Relationships of Fire Rate of Spread with Spectral and Geometric Features Derived from UAV-Based Photogrammetric Point Clouds

Abstract

Unmanned aerial vehicles (UAVs) equipped with RGB, multispectral, or thermal cameras have demonstrated their potential to provide high-resolution data before, during, and after wildfires and prescribed burns. Pre-burn point clouds generated through the photogrammetric processing of UAV images contain geometrical and spectral information of vegetation, while active fire imagery allows for deriving fire behavior metrics. This paper focuses on characterizing the relationship between the fire rate of spread (RoS) in prescribed burns and a set of independent geometrical, spectral, and neighborhood variables extracted from UAV-derived point clouds. For this purpose, different flights were performed before and during the prescribed burning in seven grasslands and open forest plots. Variables extracted from the point cloud were interpolated to a grid, which was sized according to the RoS semivariogram. Random Forest regressions were applied, obtaining up to 0.56 of R2 in the different plots studied. Geometric variables from the point clouds, such as planarity and the spectral normalized blue–red difference index (NBRDI), are related to fire RoS. In analyzing the results, the minimum value of the eigenentropy (Eigenentropy_MIN), the mean value of the planarity (Planarity_MEAN), and percentile 75 of the NBRDI (NBRDI_P75) obtained the highest feature importance.

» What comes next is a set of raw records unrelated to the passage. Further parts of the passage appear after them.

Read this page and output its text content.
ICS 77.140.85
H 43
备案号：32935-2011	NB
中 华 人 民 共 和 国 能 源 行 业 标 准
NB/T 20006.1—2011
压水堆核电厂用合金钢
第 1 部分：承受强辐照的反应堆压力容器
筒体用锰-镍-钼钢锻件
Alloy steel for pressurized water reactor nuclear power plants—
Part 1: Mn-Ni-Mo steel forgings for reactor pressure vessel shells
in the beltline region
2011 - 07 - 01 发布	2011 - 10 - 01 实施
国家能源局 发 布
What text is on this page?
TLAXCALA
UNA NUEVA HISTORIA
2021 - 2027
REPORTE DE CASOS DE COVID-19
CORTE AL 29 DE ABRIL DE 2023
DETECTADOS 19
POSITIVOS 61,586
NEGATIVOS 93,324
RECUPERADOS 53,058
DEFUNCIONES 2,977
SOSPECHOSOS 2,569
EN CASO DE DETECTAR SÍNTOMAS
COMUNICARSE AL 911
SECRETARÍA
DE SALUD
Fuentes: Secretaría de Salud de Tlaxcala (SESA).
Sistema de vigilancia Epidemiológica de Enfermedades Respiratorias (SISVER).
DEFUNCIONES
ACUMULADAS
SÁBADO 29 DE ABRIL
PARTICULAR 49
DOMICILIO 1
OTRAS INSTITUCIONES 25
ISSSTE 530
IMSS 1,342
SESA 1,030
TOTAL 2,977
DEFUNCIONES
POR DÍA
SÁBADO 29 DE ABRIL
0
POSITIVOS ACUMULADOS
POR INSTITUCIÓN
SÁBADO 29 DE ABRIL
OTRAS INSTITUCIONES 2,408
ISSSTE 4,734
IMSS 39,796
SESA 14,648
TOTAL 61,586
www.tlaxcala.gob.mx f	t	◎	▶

Plot-specific analyses unveiled distinct combinations of geometric and spectral features, although certain features, such as Planarity_MEAN and the mean value of the grid obtained from the standard deviation of the distance between points (Dist_std_MEAN), consistently held high importance across all plots. The relationships between pre-burning UAV data and fire RoS can complement meteorological and topographic variables, enhancing wildfire and prescribed burn models.